Fireworks.ai: Lighting up gen AI through a more efficient inference engine

Fireworks.ai: Lighting up gen AI through a more efficient inference engine

Enterprises across industries are investing in AI technologies to move faster, be more productive, and give their customers the products and services that they need. But moving AI from prototype to production isn’t easy. That’s why we created Fireworks AI.

The story of Fireworks AI started seven years ago at Meta AI, where a group of innovators worked on PyTorch — an ambitious project building leading AI infrastructure from scratch. Today, PyTorch is one of the most popular open-source AI frameworks, serving trillions of inferences daily.

Many companies building AI products struggle to balance total cost of ownership (TCO) with performance quality and inference speed, while transitions from prototype to production can also be challenging. Leaders at PyTorch saw a tremendous opportunity to use their years of experience to help companies solve this challenge. And so, Fireworks AI was born.

Fireworks AI delivers the fastest and most efficient gen AI inference engine to date. We’re pushing the boundaries with compound AI systems, which replace more traditional single AI models with multiple interacting models. Think of a voice-based search application that uses audio recognition models to transcribe questions and language models to answer them. 

With support from partners like NVIDIA and their incredible CUDA and CUTLASS libraries, we’re evolving fast so companies can start taking their next big steps into genAI.

Here’s how we work with Google Cloud to tackle the scale, cost, and complexity challenges of GenAI.

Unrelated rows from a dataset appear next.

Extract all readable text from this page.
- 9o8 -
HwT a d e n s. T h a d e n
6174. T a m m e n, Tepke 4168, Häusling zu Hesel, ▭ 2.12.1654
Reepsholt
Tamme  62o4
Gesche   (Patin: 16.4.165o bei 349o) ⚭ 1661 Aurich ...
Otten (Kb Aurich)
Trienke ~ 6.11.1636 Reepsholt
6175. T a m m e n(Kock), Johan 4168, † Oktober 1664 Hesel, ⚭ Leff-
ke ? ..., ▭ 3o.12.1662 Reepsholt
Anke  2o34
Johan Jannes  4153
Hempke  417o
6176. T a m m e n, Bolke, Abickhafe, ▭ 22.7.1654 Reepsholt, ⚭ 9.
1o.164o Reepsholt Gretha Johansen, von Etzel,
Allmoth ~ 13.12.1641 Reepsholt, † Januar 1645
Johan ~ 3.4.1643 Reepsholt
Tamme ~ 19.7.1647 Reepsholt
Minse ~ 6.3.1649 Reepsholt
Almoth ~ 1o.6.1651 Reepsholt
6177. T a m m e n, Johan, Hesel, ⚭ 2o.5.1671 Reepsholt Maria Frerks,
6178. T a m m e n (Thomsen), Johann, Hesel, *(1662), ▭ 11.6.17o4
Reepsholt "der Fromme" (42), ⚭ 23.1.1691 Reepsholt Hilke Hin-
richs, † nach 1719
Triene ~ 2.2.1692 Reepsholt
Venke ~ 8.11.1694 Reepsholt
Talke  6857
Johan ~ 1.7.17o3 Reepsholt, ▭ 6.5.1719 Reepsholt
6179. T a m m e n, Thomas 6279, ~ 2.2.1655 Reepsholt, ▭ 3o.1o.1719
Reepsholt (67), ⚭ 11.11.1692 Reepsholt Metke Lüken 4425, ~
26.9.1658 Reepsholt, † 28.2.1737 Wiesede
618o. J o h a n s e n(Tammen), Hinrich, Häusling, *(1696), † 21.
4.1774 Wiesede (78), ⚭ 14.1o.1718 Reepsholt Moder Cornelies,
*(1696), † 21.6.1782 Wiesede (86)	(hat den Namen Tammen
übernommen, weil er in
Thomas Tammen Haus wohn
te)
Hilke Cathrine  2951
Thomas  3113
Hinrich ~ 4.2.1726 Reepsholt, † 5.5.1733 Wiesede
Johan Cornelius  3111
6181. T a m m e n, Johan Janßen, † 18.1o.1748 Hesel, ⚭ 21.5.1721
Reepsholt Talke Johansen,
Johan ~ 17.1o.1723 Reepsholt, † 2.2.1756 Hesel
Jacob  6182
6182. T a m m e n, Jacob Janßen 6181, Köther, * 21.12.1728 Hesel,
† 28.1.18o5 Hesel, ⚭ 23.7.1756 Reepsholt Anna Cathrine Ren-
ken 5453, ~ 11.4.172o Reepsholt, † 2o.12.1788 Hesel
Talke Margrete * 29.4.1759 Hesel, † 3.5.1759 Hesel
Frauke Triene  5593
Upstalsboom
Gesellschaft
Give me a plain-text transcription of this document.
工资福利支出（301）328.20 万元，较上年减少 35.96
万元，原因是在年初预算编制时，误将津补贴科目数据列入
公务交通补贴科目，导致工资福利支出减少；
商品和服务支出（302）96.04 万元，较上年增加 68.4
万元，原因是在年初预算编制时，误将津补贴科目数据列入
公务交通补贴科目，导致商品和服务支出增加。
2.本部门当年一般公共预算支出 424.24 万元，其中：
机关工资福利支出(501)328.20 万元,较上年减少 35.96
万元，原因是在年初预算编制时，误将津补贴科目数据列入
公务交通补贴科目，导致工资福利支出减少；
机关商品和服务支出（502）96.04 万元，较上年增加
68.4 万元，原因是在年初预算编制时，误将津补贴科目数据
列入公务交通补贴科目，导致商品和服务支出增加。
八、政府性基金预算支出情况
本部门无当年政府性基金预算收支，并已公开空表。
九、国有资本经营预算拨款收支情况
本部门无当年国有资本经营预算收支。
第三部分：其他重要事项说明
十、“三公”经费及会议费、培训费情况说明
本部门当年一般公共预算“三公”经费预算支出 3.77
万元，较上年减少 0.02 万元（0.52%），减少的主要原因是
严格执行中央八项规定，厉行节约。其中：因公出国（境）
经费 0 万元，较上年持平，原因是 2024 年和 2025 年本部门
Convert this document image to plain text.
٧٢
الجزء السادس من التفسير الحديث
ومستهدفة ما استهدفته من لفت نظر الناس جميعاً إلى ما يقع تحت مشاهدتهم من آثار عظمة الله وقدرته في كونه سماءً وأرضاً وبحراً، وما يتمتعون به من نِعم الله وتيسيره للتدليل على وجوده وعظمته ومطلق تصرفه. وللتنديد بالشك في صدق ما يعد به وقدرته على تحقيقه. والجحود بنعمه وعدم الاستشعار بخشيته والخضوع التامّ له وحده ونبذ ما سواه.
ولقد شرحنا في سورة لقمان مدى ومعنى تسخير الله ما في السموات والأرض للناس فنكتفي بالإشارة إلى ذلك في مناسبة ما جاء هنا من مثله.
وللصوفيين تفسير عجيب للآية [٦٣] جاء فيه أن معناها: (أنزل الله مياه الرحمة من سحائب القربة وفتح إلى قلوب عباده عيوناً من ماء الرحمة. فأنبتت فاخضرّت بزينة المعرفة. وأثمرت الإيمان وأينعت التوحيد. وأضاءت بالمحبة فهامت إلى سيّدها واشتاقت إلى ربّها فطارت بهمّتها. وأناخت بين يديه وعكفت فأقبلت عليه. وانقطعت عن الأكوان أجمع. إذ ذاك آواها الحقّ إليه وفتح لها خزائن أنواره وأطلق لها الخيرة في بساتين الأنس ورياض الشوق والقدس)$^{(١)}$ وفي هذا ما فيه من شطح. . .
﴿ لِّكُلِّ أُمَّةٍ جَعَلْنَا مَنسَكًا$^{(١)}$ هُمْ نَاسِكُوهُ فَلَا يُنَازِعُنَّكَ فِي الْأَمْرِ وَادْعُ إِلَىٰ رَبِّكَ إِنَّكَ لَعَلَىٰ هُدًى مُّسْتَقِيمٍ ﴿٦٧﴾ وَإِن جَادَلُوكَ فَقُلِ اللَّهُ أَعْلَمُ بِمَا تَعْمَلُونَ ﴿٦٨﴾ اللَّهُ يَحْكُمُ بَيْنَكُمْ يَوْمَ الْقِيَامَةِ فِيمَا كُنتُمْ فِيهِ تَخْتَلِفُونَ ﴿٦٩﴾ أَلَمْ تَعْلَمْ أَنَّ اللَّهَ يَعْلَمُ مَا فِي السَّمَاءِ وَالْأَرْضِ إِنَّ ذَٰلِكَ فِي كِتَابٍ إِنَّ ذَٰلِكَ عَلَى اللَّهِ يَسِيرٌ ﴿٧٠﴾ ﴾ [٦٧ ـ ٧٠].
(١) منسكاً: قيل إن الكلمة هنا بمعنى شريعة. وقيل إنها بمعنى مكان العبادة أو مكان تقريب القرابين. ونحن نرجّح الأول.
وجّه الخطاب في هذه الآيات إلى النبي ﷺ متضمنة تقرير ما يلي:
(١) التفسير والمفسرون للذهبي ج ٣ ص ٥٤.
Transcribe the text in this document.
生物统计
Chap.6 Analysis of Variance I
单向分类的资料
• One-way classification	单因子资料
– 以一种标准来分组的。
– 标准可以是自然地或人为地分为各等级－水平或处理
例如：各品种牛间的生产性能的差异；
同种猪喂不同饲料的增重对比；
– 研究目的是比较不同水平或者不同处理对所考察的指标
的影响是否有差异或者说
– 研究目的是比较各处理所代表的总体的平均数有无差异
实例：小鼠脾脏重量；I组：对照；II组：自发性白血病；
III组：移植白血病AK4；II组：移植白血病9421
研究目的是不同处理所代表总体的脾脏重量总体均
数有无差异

Matching customer growth with scale

Scale is a primary concern when moving into production, because AI moves fast. Fireworks’ customers might develop new models that they want to roll out right away or find that their demand has doubled overnight, so we need to be able to scale quickly and immediately.

While we’re building state-of-the-art infrastructure software for gen AI, we look to top partners to provide architectural components for our customers. Google Cloud’s engineering strength provides an incredible environment for performance, reliability, and scalability. It’s designed to handle high-volume workloads while maintaining excellent uptime. Currently, Fireworks processes over 140 billion tokens daily with 99.99% API uptime, so our customers never experience interruptions.

Google Kubernetes Engine (GKE) and Compute Engine are also essential to our environment, helping us run control plane APIs and manage the fleet of GPUs. 

Google Cloud offers us outstanding scalability so that we’re always only using right-sized infrastructure. When customers need to scale, we can instantly meet their requests.

Since Fireworks is a member of the Google for Startups program, Google Cloud provided us with credits that were essential for growing our operations. 

Stopping runaway costs of AI

Scale isn’t the only thing companies need to worry about. Costs can balloon overnight after deploying AI, and enterprises need efficient ways to scale to maintain sustainable growth. By analyzing performance and environments, Fireworks can help them balance scale and efficiency.

We use Cloud Pub/Sub and Cloud Functions for reporting and billing event processing, and Cloud Monitoring for logging analytics and alerting metrics for analytics. All the request and billing data is then stored in BigQuery, where we can analyze use and volumes for each customer model. It helps us determine if we have extra capacity, if we need to scale, and by how much.

Google Cloud’s blue-chip cloud environment also allows us to provide more to our customers without breaking budgets. Because we can offer 4X lower latency and 4X higher throughput compared to competing hosted services, we provide better performance for reduced prices. Customers then won’t need to swell their budget to increase performance, keeping TCO down.

The right environment for any customer

Every genAI solution has its own complexities and nuances, so we need to remain flexible to tailor the environment for each customer. Some enterprises might need different GPUs for different parts of a compound AI system, or they might want to deploy smaller fine-tuned models alongside larger models. Google Cloud gives us the freedom to split up tasks and use any GPUs that we need, as well as integrate with a diverse range of models and environments.

This is especially important when it comes to data privacy and security concerns for customers in sensitive industries such as finance and healthcare. Google Cloud provides robust security features like encryption and secure VPC connectivity, and it helps comply with compliance statutes such as HIPAA and SOC 2.

Meeting our customers where they are – which is a moving target – is critical to our success in gen AI. Companies like Google Cloud and NVIDIA help us do just that.

Powering innovation in gen AI

Our philosophy is that enterprises of all sizes should be able to experiment with and build AI products. AI is a powerful technology that can transform industries and help businesses compete on a global scale. 

Keeping AI open source and accessible is paramount, and that’s one of the reasons we continue to work with Google Cloud. With Google Cloud, we can enable more companies to drive value from innovative uses of gen AI.